Torre Astura, formerly an island called by the ancients merely Astura (Greek: Ἄστυρα), is now a peninsula in the comune of Nettuno, on the coast of Latium, Italy, at the southeast extremity of the Bay of Antium, on the road to Circeii. The name also belongs to a medieval coastal tower in the same site, as well as to the river which rises at the southern foot of the Alban Hills, and has a course of about 33 km before flowing into the sea immediately to the southeast.

It is called Storas (Στόρας) by Strabo, who tells us that it had a place of anchorage at its mouth. It was on the banks of this obscure stream that was fought, in 338 BCE, the last great battle between the Romans and the Latins, in which the consul Gaius Maenius totally defeated the combined forces of Antium, Lanuvium, Aricia and Velitrae. At a much later period the little island at its mouth, and the whole adjacent coast, became occupied with Roman villas; among which the most celebrated is that of Cicero, to which he repeatedly alludes in his letters, and which he describes as locus amoenus et in maria ipso, commanding a view both of Antium and Circeii, and to which he retired on the death of his daughter Tullia in 45 BCE It was from thence that, on learning his proscription by the triumvirs, he embarked, with the intention of escaping to join Brutus in Macedonia; a resolution which he afterwards abandoned. We learn from Suetonius also that Astura was the occasional resort both of Augustus and Tiberius, but due to its unhealthy climate, both Augustus and Tiberius contracted here the illnesses which proved fatal to them.
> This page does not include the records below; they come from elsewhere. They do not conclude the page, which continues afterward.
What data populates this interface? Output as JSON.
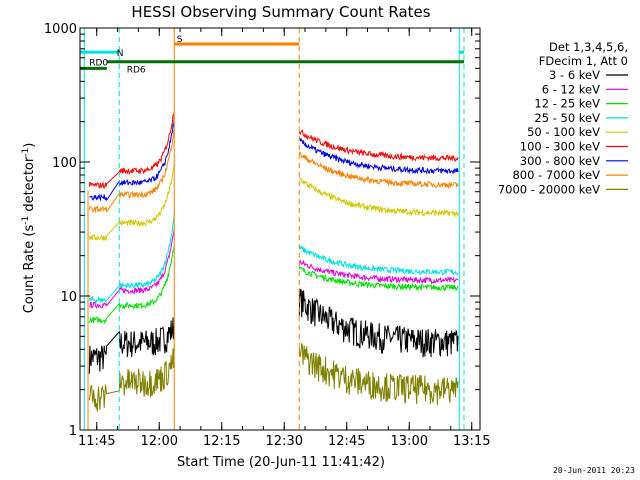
{
  "chart_data": {
    "type": "line",
    "title": "HESSI Observing Summary Count Rates",
    "xlabel": "Start Time (20-Jun-11 11:41:42)",
    "ylabel_prefix": "Count Rate (s",
    "ylabel_sup1": "-1",
    "ylabel_mid": " detector",
    "ylabel_sup2": "-1",
    "ylabel_suffix": ")",
    "y_scale": "log",
    "ylim": [
      1,
      1000
    ],
    "xlim_minutes": [
      11.683,
      13.283
    ],
    "x_ticks": [
      {
        "t": 11.75,
        "label": "11:45"
      },
      {
        "t": 12.0,
        "label": "12:00"
      },
      {
        "t": 12.25,
        "label": "12:15"
      },
      {
        "t": 12.5,
        "label": "12:30"
      },
      {
        "t": 12.75,
        "label": "12:45"
      },
      {
        "t": 13.0,
        "label": "13:00"
      },
      {
        "t": 13.25,
        "label": "13:15"
      }
    ],
    "y_ticks": [
      {
        "v": 1,
        "label": "1"
      },
      {
        "v": 10,
        "label": "10"
      },
      {
        "v": 100,
        "label": "100"
      },
      {
        "v": 1000,
        "label": "1000"
      }
    ],
    "legend_header": [
      "Det 1,3,4,5,6,",
      "FDecim 1, Att 0"
    ],
    "legend_placement": "right",
    "series": [
      {
        "name": "3 - 6 keV",
        "color": "#000000",
        "pre": 4.5,
        "rise_end": 6,
        "post_start": 9.5,
        "post_end": 4.5
      },
      {
        "name": "6 - 12 keV",
        "color": "#e000e0",
        "pre": 11,
        "rise_end": 32,
        "post_start": 18,
        "post_end": 13
      },
      {
        "name": "12 - 25 keV",
        "color": "#00e000",
        "pre": 8.5,
        "rise_end": 25,
        "post_start": 16,
        "post_end": 11.5
      },
      {
        "name": "25 - 50 keV",
        "color": "#00e0e0",
        "pre": 12,
        "rise_end": 40,
        "post_start": 23,
        "post_end": 15
      },
      {
        "name": "50 - 100 keV",
        "color": "#d0c800",
        "pre": 35,
        "rise_end": 95,
        "post_start": 75,
        "post_end": 41
      },
      {
        "name": "100 - 300 keV",
        "color": "#ff0000",
        "pre": 86,
        "rise_end": 250,
        "post_start": 170,
        "post_end": 106
      },
      {
        "name": "300 - 800 keV",
        "color": "#0000e0",
        "pre": 70,
        "rise_end": 210,
        "post_start": 145,
        "post_end": 85
      },
      {
        "name": "800 - 7000 keV",
        "color": "#ff8000",
        "pre": 57,
        "rise_end": 180,
        "post_start": 115,
        "post_end": 67
      },
      {
        "name": "7000 - 20000 keV",
        "color": "#808000",
        "pre": 2.3,
        "rise_end": 3.5,
        "post_start": 3.8,
        "post_end": 2.0
      }
    ],
    "annotations": [
      {
        "label": "N",
        "kind": "saa",
        "color": "#00e0e0",
        "t": 11.83,
        "y": 660
      },
      {
        "label": "RD0",
        "kind": "decimation",
        "color": "#000000",
        "t": 11.72,
        "y": 560
      },
      {
        "label": "RD6",
        "kind": "decimation",
        "color": "#000000",
        "t": 11.87,
        "y": 500
      },
      {
        "label": "S",
        "kind": "saa",
        "color": "#ff8000",
        "t": 12.07,
        "y": 840
      }
    ]
  },
  "timestamp": "20-Jun-2011 20:23"
}
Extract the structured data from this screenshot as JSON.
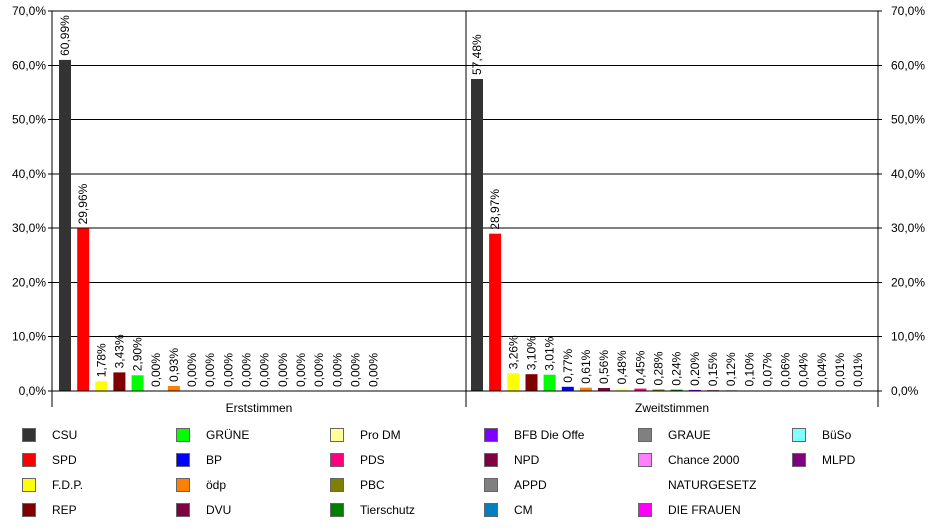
{
  "chart_data": {
    "type": "bar",
    "groups": [
      "Erststimmen",
      "Zweitstimmen"
    ],
    "ylim": [
      0,
      70
    ],
    "yticks": [
      "0,0%",
      "10,0%",
      "20,0%",
      "30,0%",
      "40,0%",
      "50,0%",
      "60,0%",
      "70,0%"
    ],
    "grid": true,
    "legend_position": "bottom",
    "parties": [
      {
        "name": "CSU",
        "color": "#333333"
      },
      {
        "name": "SPD",
        "color": "#ff0000"
      },
      {
        "name": "F.D.P.",
        "color": "#ffff00"
      },
      {
        "name": "REP",
        "color": "#800000"
      },
      {
        "name": "GRÜNE",
        "color": "#00ff00"
      },
      {
        "name": "BP",
        "color": "#0000ff"
      },
      {
        "name": "ödp",
        "color": "#ff8000"
      },
      {
        "name": "DVU",
        "color": "#800040"
      },
      {
        "name": "Pro DM",
        "color": "#ffff99"
      },
      {
        "name": "PDS",
        "color": "#ff0080"
      },
      {
        "name": "PBC",
        "color": "#808000"
      },
      {
        "name": "Tierschutz",
        "color": "#008000"
      },
      {
        "name": "BFB Die Offe",
        "color": "#8000ff"
      },
      {
        "name": "NPD",
        "color": "#800040"
      },
      {
        "name": "APPD",
        "color": "#808080"
      },
      {
        "name": "CM",
        "color": "#0080c0"
      },
      {
        "name": "GRAUE",
        "color": "#808080"
      },
      {
        "name": "Chance 2000",
        "color": "#ff80ff"
      },
      {
        "name": "NATURGESETZ",
        "color": "#ffffff"
      },
      {
        "name": "DIE FRAUEN",
        "color": "#ff00ff"
      },
      {
        "name": "BüSo",
        "color": "#80ffff"
      },
      {
        "name": "MLPD",
        "color": "#800080"
      }
    ],
    "series": [
      {
        "group": "Erststimmen",
        "values": [
          60.99,
          29.96,
          1.78,
          3.43,
          2.9,
          0.0,
          0.93,
          0.0,
          0.0,
          0.0,
          0.0,
          0.0,
          0.0,
          0.0,
          0.0,
          0.0,
          0.0,
          0.0
        ],
        "colors": [
          "#333333",
          "#ff0000",
          "#ffff00",
          "#800000",
          "#00ff00",
          "#0000ff",
          "#ff8000",
          "#800040",
          "#ffff99",
          "#ff0080",
          "#808000",
          "#008000",
          "#8000ff",
          "#800040",
          "#808080",
          "#0080c0",
          "#808080",
          "#ff80ff"
        ],
        "labels": [
          "60,99%",
          "29,96%",
          "1,78%",
          "3,43%",
          "2,90%",
          "0,00%",
          "0,93%",
          "0,00%",
          "0,00%",
          "0,00%",
          "0,00%",
          "0,00%",
          "0,00%",
          "0,00%",
          "0,00%",
          "0,00%",
          "0,00%",
          "0,00%"
        ]
      },
      {
        "group": "Zweitstimmen",
        "values": [
          57.48,
          28.97,
          3.26,
          3.1,
          3.01,
          0.77,
          0.61,
          0.56,
          0.48,
          0.45,
          0.28,
          0.24,
          0.2,
          0.15,
          0.12,
          0.1,
          0.07,
          0.06,
          0.04,
          0.04,
          0.01,
          0.01
        ],
        "colors": [
          "#333333",
          "#ff0000",
          "#ffff00",
          "#800000",
          "#00ff00",
          "#0000ff",
          "#ff8000",
          "#800040",
          "#ffff99",
          "#ff0080",
          "#808000",
          "#008000",
          "#8000ff",
          "#800040",
          "#808080",
          "#0080c0",
          "#808080",
          "#ff80ff",
          "#ffffff",
          "#ff00ff",
          "#80ffff",
          "#800080"
        ],
        "labels": [
          "57,48%",
          "28,97%",
          "3,26%",
          "3,10%",
          "3,01%",
          "0,77%",
          "0,61%",
          "0,56%",
          "0,48%",
          "0,45%",
          "0,28%",
          "0,24%",
          "0,20%",
          "0,15%",
          "0,12%",
          "0,10%",
          "0,07%",
          "0,06%",
          "0,04%",
          "0,04%",
          "0,01%",
          "0,01%"
        ]
      }
    ]
  }
}
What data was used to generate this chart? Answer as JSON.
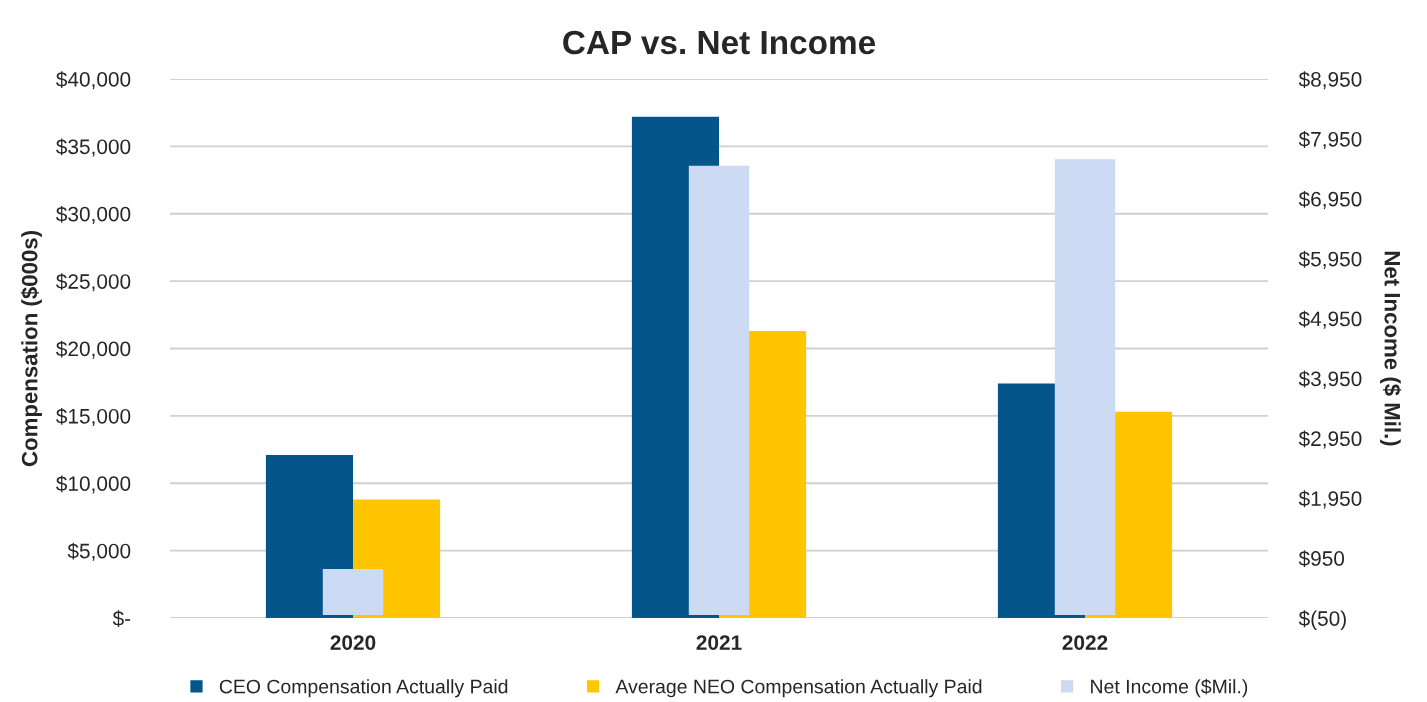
{
  "chart_data": {
    "type": "bar",
    "title": "CAP vs. Net Income",
    "ylabel": "Compensation ($000s)",
    "y2label": "Net Income ($ Mil.)",
    "categories": [
      "2020",
      "2021",
      "2022"
    ],
    "series": [
      {
        "name": "CEO Compensation Actually Paid",
        "color": "#04558a",
        "values": [
          12100,
          37200,
          17400
        ]
      },
      {
        "name": "Average NEO Compensation Actually Paid",
        "color": "#ffc600",
        "values": [
          8800,
          21300,
          15300
        ]
      },
      {
        "name": "Net Income ($Mil.)",
        "color": "#ccdaf3",
        "values": [
          770,
          7500,
          7610
        ],
        "axis": "y2"
      }
    ],
    "ylim": [
      0,
      40000
    ],
    "yticks": [
      {
        "value": 0,
        "label": "$-"
      },
      {
        "value": 5000,
        "label": "$5,000"
      },
      {
        "value": 10000,
        "label": "$10,000"
      },
      {
        "value": 15000,
        "label": "$15,000"
      },
      {
        "value": 20000,
        "label": "$20,000"
      },
      {
        "value": 25000,
        "label": "$25,000"
      },
      {
        "value": 30000,
        "label": "$30,000"
      },
      {
        "value": 35000,
        "label": "$35,000"
      },
      {
        "value": 40000,
        "label": "$40,000"
      }
    ],
    "y2lim": [
      -50,
      8950
    ],
    "y2ticks": [
      {
        "value": -50,
        "label": "$(50)"
      },
      {
        "value": 950,
        "label": "$950"
      },
      {
        "value": 1950,
        "label": "$1,950"
      },
      {
        "value": 2950,
        "label": "$2,950"
      },
      {
        "value": 3950,
        "label": "$3,950"
      },
      {
        "value": 4950,
        "label": "$4,950"
      },
      {
        "value": 5950,
        "label": "$5,950"
      },
      {
        "value": 6950,
        "label": "$6,950"
      },
      {
        "value": 7950,
        "label": "$7,950"
      },
      {
        "value": 8950,
        "label": "$8,950"
      }
    ],
    "grid": "y",
    "legend": "bottom"
  }
}
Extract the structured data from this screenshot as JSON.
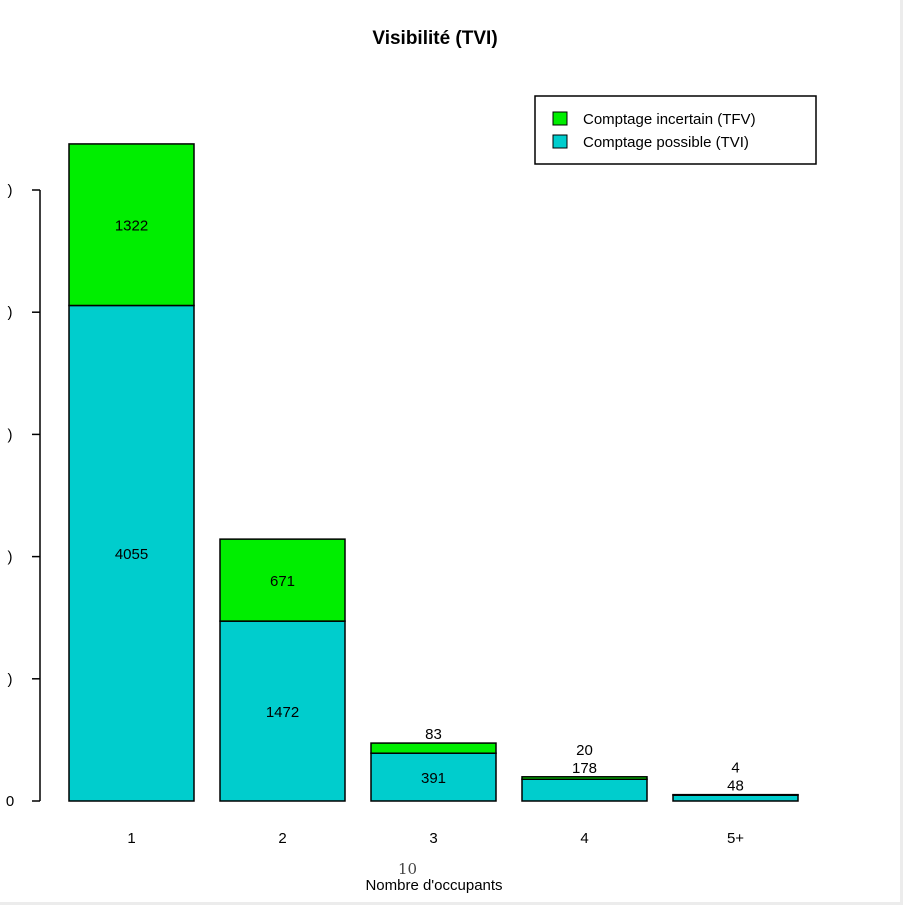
{
  "page_number": "10",
  "chart_data": {
    "type": "bar",
    "stacked": true,
    "title": "Visibilité (TVI)",
    "xlabel": "Nombre d'occupants",
    "ylabel": "",
    "categories": [
      "1",
      "2",
      "3",
      "4",
      "5+"
    ],
    "series": [
      {
        "name": "Comptage possible (TVI)",
        "values": [
          4055,
          1472,
          391,
          178,
          48
        ],
        "color": "#00CDCD"
      },
      {
        "name": "Comptage incertain (TFV)",
        "values": [
          1322,
          671,
          83,
          20,
          4
        ],
        "color": "#00EE00"
      }
    ],
    "y_tick_labels": [
      "0",
      ")",
      ")",
      ")",
      ")",
      ")"
    ],
    "y_tick_values": [
      0,
      1000,
      2000,
      3000,
      4000,
      5000
    ],
    "ylim": [
      0,
      5000
    ],
    "grid": false,
    "legend_position": "top-right",
    "label_color": "#000000",
    "edge_color": "#000000"
  }
}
Existing remains prove that many of the Roman nobility must have had villas there. There is scholarly conflict as to whether there was a town of the name, as asserted by Servius. Up to 1911, the remains of only one villa had been found on the island itself, but along the coast c. 1.5 km to the north-west a line of villas begins, which continues as far as Antium. To the south-east, on the other hand, remains are almost entirely absent, and this portion of the coast seems to have been sparsely populated in Roman times.